La aplicación móvil de Banco Santander presentó intermitencias técnicas este viernes, afectando el acceso de miles de clientes en diversas regiones del país, justo en una fecha clave de pago de la segunda quincena de enero. Los problemas generaron oleadas de reclamos en redes sociales, donde los usuarios denunciaron imposibilidad para iniciar sesión y errores recurrentes al intentar conectarse, incluso cuando contaban con conexión estable a internet.
Impacto nacional y principales afectaciones
La falla se propagó desde horas matutinas y tuvo un alcance extendido a lo largo del territorio mexicano. Las zonas más afectadas incluyeron la Ciudad de México, el Estado de México, Jalisco, Nuevo León, Mérida y Tijuana.
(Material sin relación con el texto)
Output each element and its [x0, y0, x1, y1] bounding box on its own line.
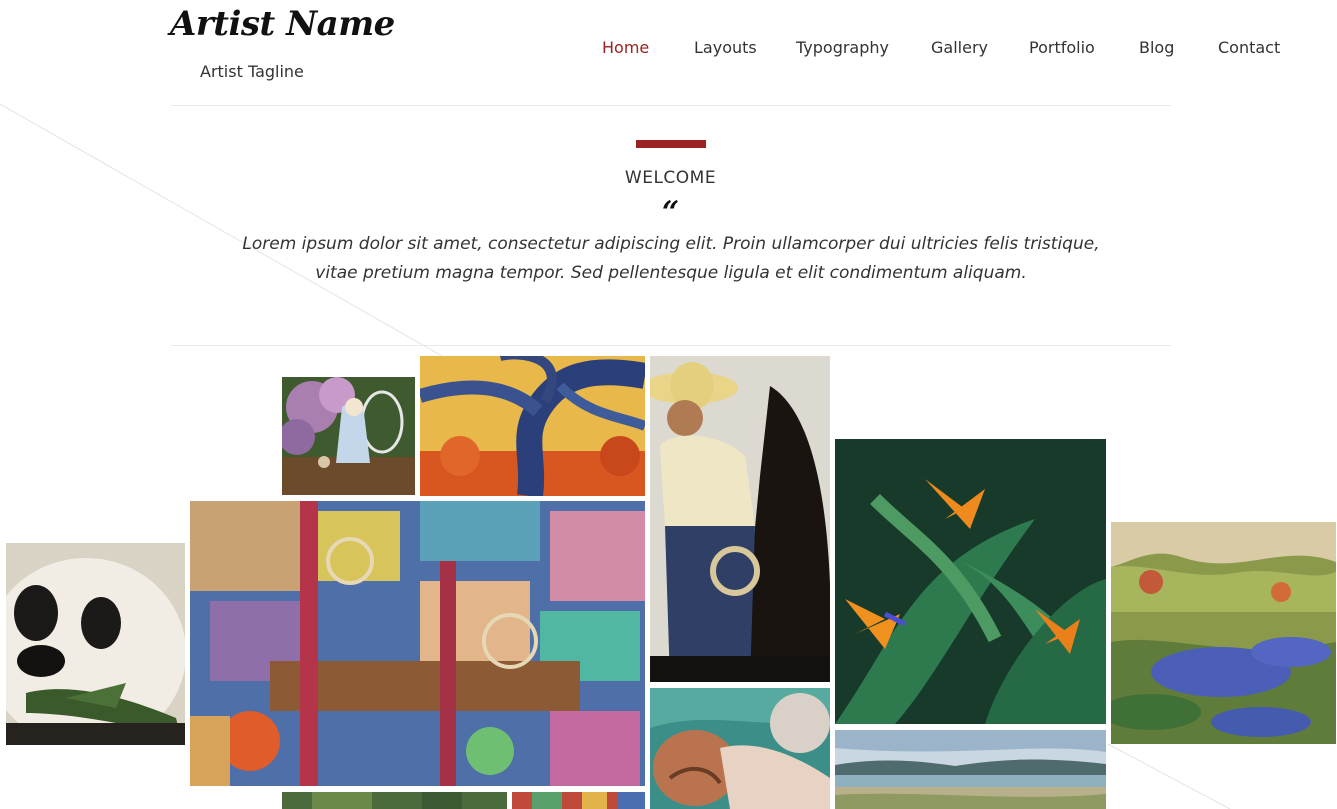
blue-tree-painting[interactable]: [420, 356, 645, 496]
swimmer-painting[interactable]: [650, 688, 830, 809]
panda-painting[interactable]: [6, 543, 185, 745]
section-divider: [171, 345, 1171, 346]
horseman-painting[interactable]: [650, 356, 830, 682]
nav-portfolio[interactable]: Portfolio: [1029, 38, 1095, 57]
quote-icon: “: [661, 195, 680, 230]
welcome-heading: WELCOME: [624, 168, 717, 188]
welcome-quote: Lorem ipsum dolor sit amet, consectetur …: [171, 230, 1171, 288]
nav-blog[interactable]: Blog: [1139, 38, 1174, 57]
nav-layouts[interactable]: Layouts: [694, 38, 757, 57]
abstract-painting-bottom[interactable]: [512, 792, 645, 809]
meadow-landscape-painting[interactable]: [1111, 522, 1336, 744]
welcome-quote-line-2: vitae pretium magna tempor. Sed pellente…: [315, 263, 1027, 283]
abstract-mural-painting[interactable]: [190, 501, 645, 786]
bird-of-paradise-painting[interactable]: [835, 439, 1106, 724]
welcome-quote-line-1: Lorem ipsum dolor sit amet, consectetur …: [242, 234, 1100, 254]
nav-contact[interactable]: Contact: [1218, 38, 1280, 57]
main-nav: Home Layouts Typography Gallery Portfoli…: [0, 38, 1337, 58]
coastal-landscape-painting[interactable]: [835, 730, 1106, 809]
welcome-accent-bar: [636, 140, 706, 148]
site-tagline: Artist Tagline: [200, 62, 304, 81]
header-divider: [171, 105, 1171, 106]
nav-gallery[interactable]: Gallery: [931, 38, 988, 57]
nav-typography[interactable]: Typography: [796, 38, 889, 57]
nav-home[interactable]: Home: [602, 38, 649, 57]
garden-painting-bottom[interactable]: [282, 792, 507, 809]
child-in-garden-painting[interactable]: [282, 377, 415, 495]
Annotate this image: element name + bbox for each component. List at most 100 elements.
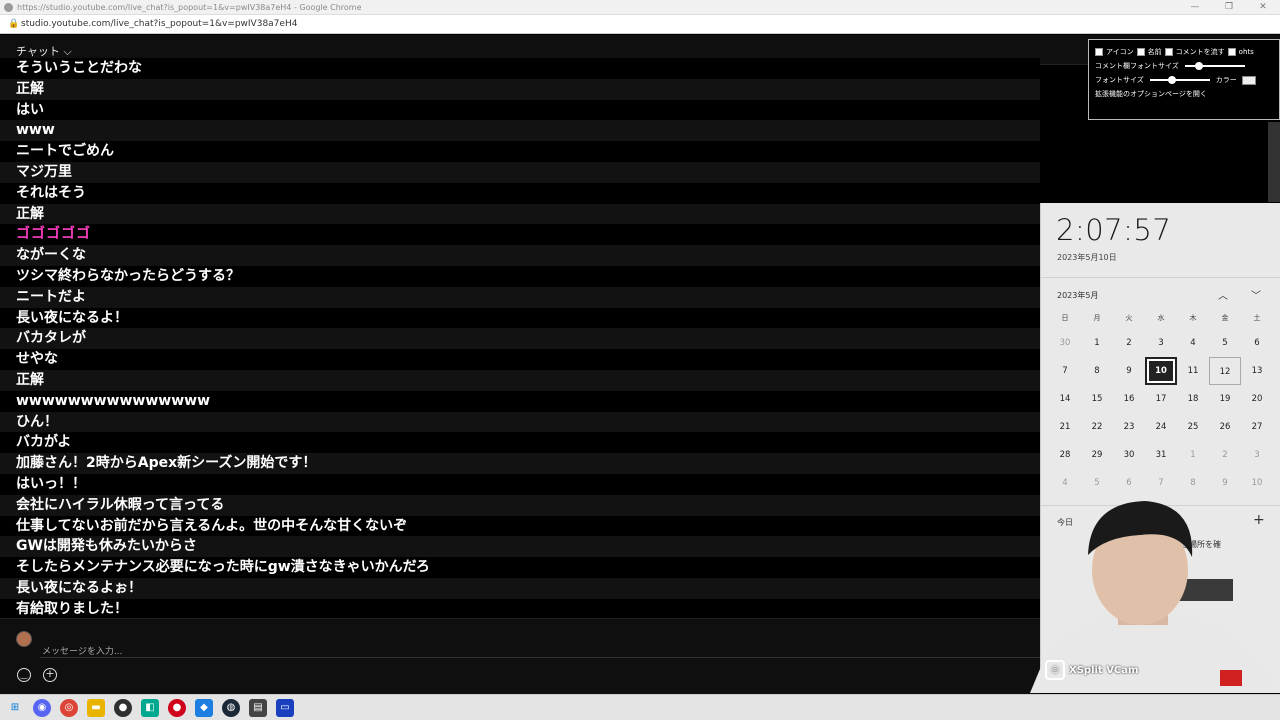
monitor-icon[interactable]: ▭ [276, 698, 294, 717]
steam-icon[interactable]: ◍ [222, 698, 240, 717]
chevron-down-icon[interactable]: ﹀ [1251, 287, 1261, 302]
chrome-icon [4, 3, 13, 12]
name-checkbox[interactable] [1136, 48, 1145, 56]
calendar-day[interactable]: 18 [1177, 385, 1209, 413]
chat-message: 正解 [0, 203, 1040, 225]
add-button[interactable]: + [43, 668, 57, 682]
calendar-day[interactable]: 2 [1113, 329, 1145, 357]
calendar-day[interactable]: 8 [1081, 357, 1113, 385]
calendar-day[interactable]: 20 [1241, 385, 1273, 413]
calendar-day[interactable]: 13 [1241, 357, 1273, 385]
calendar-day[interactable]: 5 [1209, 329, 1241, 357]
message-input[interactable]: メッセージを入力... [42, 644, 122, 657]
slider-knob[interactable] [1167, 76, 1176, 84]
calendar-day[interactable]: 16 [1113, 385, 1145, 413]
calendar-day[interactable]: 1 [1177, 441, 1209, 469]
calendar-days: 30 1 2 3 4 5 6 7 8 9 10 11 12 13 14 15 16 17 18 19 20 21 22 23 2… [1049, 329, 1273, 497]
shirt-logo [1220, 670, 1242, 686]
calendar-day[interactable]: 25 [1177, 413, 1209, 441]
calendar-week-row: 30 1 2 3 4 5 6 [1049, 329, 1273, 357]
calendar-day[interactable]: 19 [1209, 385, 1241, 413]
calendar-month-label[interactable]: 2023年5月 [1057, 290, 1098, 301]
chat-mode-dropdown[interactable]: チャット ⌵ [16, 43, 72, 59]
calendar-day[interactable]: 26 [1209, 413, 1241, 441]
calendar-day[interactable]: 23 [1113, 413, 1145, 441]
url-text[interactable]: studio.youtube.com/live_chat?is_popout=1… [21, 15, 297, 33]
calendar-day[interactable]: 9 [1113, 357, 1145, 385]
calendar-day[interactable]: 24 [1145, 413, 1177, 441]
calendar-day[interactable]: 6 [1113, 469, 1145, 497]
calendar-day[interactable]: 3 [1241, 441, 1273, 469]
app-blue-icon[interactable]: ◆ [195, 698, 213, 717]
windows-start-icon[interactable]: ⊞ [6, 699, 24, 717]
calendar-week-row: 21 22 23 24 25 26 27 [1049, 413, 1273, 441]
calendar-day[interactable]: 28 [1049, 441, 1081, 469]
calendar-day[interactable]: 17 [1145, 385, 1177, 413]
calendar-day[interactable]: 31 [1145, 441, 1177, 469]
calendar-day[interactable]: 15 [1081, 385, 1113, 413]
calendar-week-row: 28 29 30 31 1 2 3 [1049, 441, 1273, 469]
chat-message: 会社にハイラル休暇って言ってる [0, 494, 1040, 516]
font-size-row: フォントサイズ カラー [1095, 73, 1279, 87]
app-cyan-icon[interactable]: ◧ [141, 698, 159, 717]
close-button[interactable]: ✕ [1246, 0, 1280, 15]
ncv-icon[interactable]: ▤ [249, 698, 267, 717]
ohts-checkbox[interactable] [1227, 48, 1236, 56]
calendar-day[interactable]: 4 [1049, 469, 1081, 497]
chat-message: 長い夜になるよぉ！ [0, 577, 1040, 599]
chat-message: ニートでごめん [0, 141, 1040, 162]
options-page-link[interactable]: 拡張機能のオプションページを開く [1095, 89, 1207, 99]
calendar-day[interactable]: 7 [1145, 469, 1177, 497]
calendar-day[interactable]: 30 [1049, 329, 1081, 357]
calendar-day[interactable]: 10 [1145, 357, 1177, 385]
chat-message: はい [0, 99, 1040, 121]
calendar-day[interactable]: 7 [1049, 357, 1081, 385]
calendar-day[interactable]: 14 [1049, 385, 1081, 413]
calendar-day[interactable]: 22 [1081, 413, 1113, 441]
calendar-day[interactable]: 30 [1113, 441, 1145, 469]
chat-message-list[interactable]: そういうことだわな 正解 はい www ニートでごめん マジ万里 それはそう 正解 ゴゴゴゴゴな… [0, 58, 1040, 616]
calendar-day[interactable]: 6 [1241, 329, 1273, 357]
minimize-button[interactable]: — [1178, 0, 1212, 15]
flow-comments-checkbox-label: コメントを流す [1175, 48, 1225, 56]
chat-input-area: メッセージを入力... ‿ + [0, 618, 1040, 694]
calendar-day[interactable]: 29 [1081, 441, 1113, 469]
address-bar[interactable]: 🔒 studio.youtube.com/live_chat?is_popout… [0, 15, 1280, 34]
discord-icon[interactable]: ◉ [33, 698, 51, 717]
calendar-day[interactable]: 10 [1241, 469, 1273, 497]
app-red-icon[interactable]: ● [168, 698, 186, 717]
clock-date[interactable]: 2023年5月10日 [1057, 252, 1117, 263]
calendar-day[interactable]: 5 [1081, 469, 1113, 497]
calendar-day[interactable]: 1 [1081, 329, 1113, 357]
comment-font-size-slider[interactable] [1184, 62, 1245, 70]
weekday-label: 土 [1253, 314, 1261, 322]
weekday-label: 水 [1157, 314, 1165, 322]
chat-message: それはそう [0, 182, 1040, 204]
calendar-day[interactable]: 27 [1241, 413, 1273, 441]
file-explorer-icon[interactable]: ▬ [87, 698, 105, 717]
calendar-day[interactable]: 4 [1177, 329, 1209, 357]
icon-checkbox[interactable] [1095, 48, 1103, 56]
calendar-day[interactable]: 11 [1177, 357, 1209, 385]
color-picker[interactable] [1241, 75, 1256, 85]
chevron-up-icon[interactable]: ︿ [1218, 287, 1228, 302]
font-size-slider[interactable] [1149, 76, 1210, 84]
camera-icon: ◎ [1045, 660, 1065, 680]
calendar-day[interactable]: 9 [1209, 469, 1241, 497]
maximize-button[interactable]: ❐ [1212, 0, 1246, 15]
calendar-day[interactable]: 3 [1145, 329, 1177, 357]
calendar-day[interactable]: 12 [1209, 357, 1241, 385]
flow-comments-checkbox[interactable] [1164, 48, 1173, 56]
obs-icon[interactable]: ● [114, 698, 132, 717]
chrome-icon[interactable]: ◎ [60, 698, 78, 717]
chat-message: GWは開発も休みたいからさ [0, 536, 1040, 558]
divider [1041, 277, 1280, 278]
slider-knob[interactable] [1195, 62, 1204, 70]
chat-message: ひん！ [0, 411, 1040, 433]
calendar-day[interactable]: 8 [1177, 469, 1209, 497]
scrollbar[interactable] [1268, 122, 1280, 202]
calendar-day[interactable]: 21 [1049, 413, 1081, 441]
calendar-day[interactable]: 2 [1209, 441, 1241, 469]
emoji-button[interactable]: ‿ [17, 668, 31, 682]
chat-message: 加藤さん！2時からApex新シーズン開始です！ [0, 453, 1040, 474]
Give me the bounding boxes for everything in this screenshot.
La mayoría de los reportes se concentraron en el bloqueo del inicio de sesión tanto en la app como en la plataforma web del banco.
Además, algunos usuarios reportaron complicaciones al realizar pagos o acceder a servicios en línea desde sus computadoras. El mensaje de error más común fue:
“Por el momento no puedes continuar. Por favor intentalo más tarde”
, lo que generó confusión y frustración entre quienes necesitaban operar con urgencia.
Respuesta oficial y contexto del servicio
El banco emitió un comunicado reconociendo la situación y señaló que su personal técnico estaba trabajando para restablecer la funcionalidad del sistema. Santander exhortó a los usuarios a mantener la calma, aunque no proporcionó un tiempo estimado para la normalización total del servicio.
La interrupción ocurre poco después de que la institución anunciara la eliminación de comisiones en transferencias internacionales desde su aplicación, una medida que amplía el uso digital de sus servicios. Sin embargo, la caída evidenció las limitaciones del sistema ante picos de tráfico.
Situación general en el sector financiero
La incidencia en Santander coincidió con fallas similares reportadas en otras entidades, como Scotiabank, que también enfrentó interrupciones en su plataforma digital el mismo día. Estos eventos simultáneos pusieron en evidencia la vulnerabilidad de los sistemas bancarios mexicanos durante periodos de alta demanda. La dependencia creciente de servicios móviles para operaciones financieras hace que cualquier falla técnica tenga un impacto directo en la vida diaria de los usuarios.